More and more information is being classified as top secret and we have no way of debating whether or not it should be. The recent Stasi-style destruction of laptops at The Guardian newspaper, under the supervision of Britain’s GCHQ, should serve as a warning. As they say, democracy dies behind closed doors – and now too in smashed hard-drives in newspaper offices.

Those genuinely engaged in disclosing in the public interest need protection all along the communication line – from sources and whistleblowers, through campaigners and journalists, to print or web publishers and distributors. In 2011, under a social-democrat government, Iceland followed Council of Europe recommendations and made it illegal for journalists to expose their sources. In Britain a journalist can be jailed for not doing so. It is even worse in the US: Barrett Brown, a young freelancer, is facing 105 years in prison in connection with the posting of information that hackers obtained from Statfor, a private intelligence company with close ties to the federal government.

A Better World

At its heart, whistleblowing is about the desire for truth to be known, for things to be done properly, and for the world to be made a better place.

A place where big business does not cheat or harm citizens for profit; where hospitals and care homes look after frail and elderly people and banks do not rob their customers. Where politicians see office as public service rather than self-service, priests respect the bodily integrity of children in their charge and military personnel do not go on shooting sprees for the hell of it.

Sometimes exposure yields tangible results and the information revealed improves or even saves lives.

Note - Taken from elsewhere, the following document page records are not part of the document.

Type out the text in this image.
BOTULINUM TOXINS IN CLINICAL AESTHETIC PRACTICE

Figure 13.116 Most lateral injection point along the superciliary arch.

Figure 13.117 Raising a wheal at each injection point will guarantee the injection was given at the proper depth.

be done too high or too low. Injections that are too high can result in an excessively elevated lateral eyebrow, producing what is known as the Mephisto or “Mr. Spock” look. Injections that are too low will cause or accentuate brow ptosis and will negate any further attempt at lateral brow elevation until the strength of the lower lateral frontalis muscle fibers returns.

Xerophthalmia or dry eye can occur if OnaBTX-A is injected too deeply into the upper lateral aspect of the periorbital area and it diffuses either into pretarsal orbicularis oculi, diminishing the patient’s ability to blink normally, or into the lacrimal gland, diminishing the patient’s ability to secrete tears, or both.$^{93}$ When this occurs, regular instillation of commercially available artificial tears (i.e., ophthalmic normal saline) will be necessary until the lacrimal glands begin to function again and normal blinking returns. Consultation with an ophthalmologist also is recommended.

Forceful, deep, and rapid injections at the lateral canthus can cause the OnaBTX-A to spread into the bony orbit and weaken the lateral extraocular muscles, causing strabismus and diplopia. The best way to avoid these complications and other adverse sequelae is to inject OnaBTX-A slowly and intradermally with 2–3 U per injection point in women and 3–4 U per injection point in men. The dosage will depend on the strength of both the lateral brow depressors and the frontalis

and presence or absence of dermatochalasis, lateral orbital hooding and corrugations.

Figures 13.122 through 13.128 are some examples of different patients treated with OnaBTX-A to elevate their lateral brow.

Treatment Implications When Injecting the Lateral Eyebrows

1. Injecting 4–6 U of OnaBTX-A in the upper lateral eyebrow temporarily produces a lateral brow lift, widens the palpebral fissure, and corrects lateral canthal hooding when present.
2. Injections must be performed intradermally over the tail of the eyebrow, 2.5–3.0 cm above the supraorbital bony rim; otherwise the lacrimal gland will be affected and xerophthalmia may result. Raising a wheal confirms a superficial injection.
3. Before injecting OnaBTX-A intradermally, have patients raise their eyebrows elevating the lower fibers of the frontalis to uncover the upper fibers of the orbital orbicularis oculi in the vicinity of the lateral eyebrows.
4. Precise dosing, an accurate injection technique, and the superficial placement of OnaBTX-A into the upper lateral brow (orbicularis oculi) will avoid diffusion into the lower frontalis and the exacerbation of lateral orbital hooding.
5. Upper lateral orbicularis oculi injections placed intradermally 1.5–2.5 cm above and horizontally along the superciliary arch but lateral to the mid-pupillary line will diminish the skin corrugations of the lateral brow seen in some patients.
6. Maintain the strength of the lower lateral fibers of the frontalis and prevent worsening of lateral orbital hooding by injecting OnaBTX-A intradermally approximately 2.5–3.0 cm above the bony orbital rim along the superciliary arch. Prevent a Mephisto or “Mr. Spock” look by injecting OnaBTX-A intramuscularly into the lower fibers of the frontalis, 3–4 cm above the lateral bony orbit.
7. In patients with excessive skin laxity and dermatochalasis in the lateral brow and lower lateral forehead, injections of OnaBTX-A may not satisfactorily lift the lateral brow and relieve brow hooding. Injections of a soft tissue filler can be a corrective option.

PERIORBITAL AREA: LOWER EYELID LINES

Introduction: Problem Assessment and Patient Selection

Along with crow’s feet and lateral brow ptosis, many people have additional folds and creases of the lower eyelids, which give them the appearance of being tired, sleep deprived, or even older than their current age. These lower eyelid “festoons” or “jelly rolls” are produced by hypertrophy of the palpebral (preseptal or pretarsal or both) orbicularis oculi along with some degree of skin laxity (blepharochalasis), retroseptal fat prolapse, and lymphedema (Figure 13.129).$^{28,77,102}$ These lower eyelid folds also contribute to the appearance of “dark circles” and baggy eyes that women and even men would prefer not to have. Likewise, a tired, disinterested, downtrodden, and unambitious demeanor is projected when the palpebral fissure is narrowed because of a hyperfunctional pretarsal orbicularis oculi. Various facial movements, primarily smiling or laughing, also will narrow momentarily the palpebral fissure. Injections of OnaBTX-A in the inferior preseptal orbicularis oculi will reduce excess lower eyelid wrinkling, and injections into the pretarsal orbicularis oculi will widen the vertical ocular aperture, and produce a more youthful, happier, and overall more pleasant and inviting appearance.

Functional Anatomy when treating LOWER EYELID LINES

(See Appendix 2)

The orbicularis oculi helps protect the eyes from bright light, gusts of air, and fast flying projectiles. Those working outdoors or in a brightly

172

In 1994, US paralegal Merrell Williams leaked internal memos from Brown & Williamson Tobacco company that showed that the company knew it was lying when it claimed that cigarettes were not harmful, that nicotine was not addictive and that it did not market to children.

His action fuelled lawsuits that resulted in an industry pay-out of billions of dollars to pay smokers’ medical bills.

Whistleblowers act as the guardians of morality, but too often they are solitary martyrs to democracy. As Wikileaks revealed towards the end of last year, the world is currently facing a major multilateral threat to democracy. It is coming not from religious fanatics in turbans but from fundamentalists in suits.

The acronyms TTP and TTIP are enough to lead even the most committed insomniac to the land of nod. But stay awake, please! This is important. These are US-led international trade deals being negotiated – in conditions of unprecedented secrecy – that will give corporations the power to trump national sovereignty and the interests of billions of people. Two secret drafts of the TransPacific Partnership (TPP), obtained by Wikileaks, on intellectual property and the environment show the deals would trample over individual rights and free expression and give powerful companies the right to challenge domestic laws regulating, for example, resource extraction in Peru or Australia. The Transatlantic Trade and Investment Partnership (TTIP) – between the US and the EU – would have a similar impact, making existing national public services such as health and education even more vulnerable to aggressive action by big private corporations from outside. Those trying to save Britain’s National Health Service from the clutches of private US medical companies know how bad this could be.

Such trade agreements are made at a high level, hatched between a nexus of powerful corporations, governments that do their bidding and secret services that we now know (again, thanks to Snowden) really do use public money to spy on behalf of big business.

The only thing that will counteract the undemocratic and self-serving power of this nexus is a growing network from below that involves whistleblowers, civil society activists and hactivists, journalists and citizens who care.

Only if we have access to information do we have democracy – and today the most relevant information often comes from whistleblowers.

Only if we can participate, is that democracy real – which is why we need to use the information to take action and stop sleepwalking into totalitarianism, be it that of a corrupt institution or a world order devised by and for a global, corporate élite.

Then the tremendous risks that whistleblowers take, and the sacrifices they make, will not be in vain.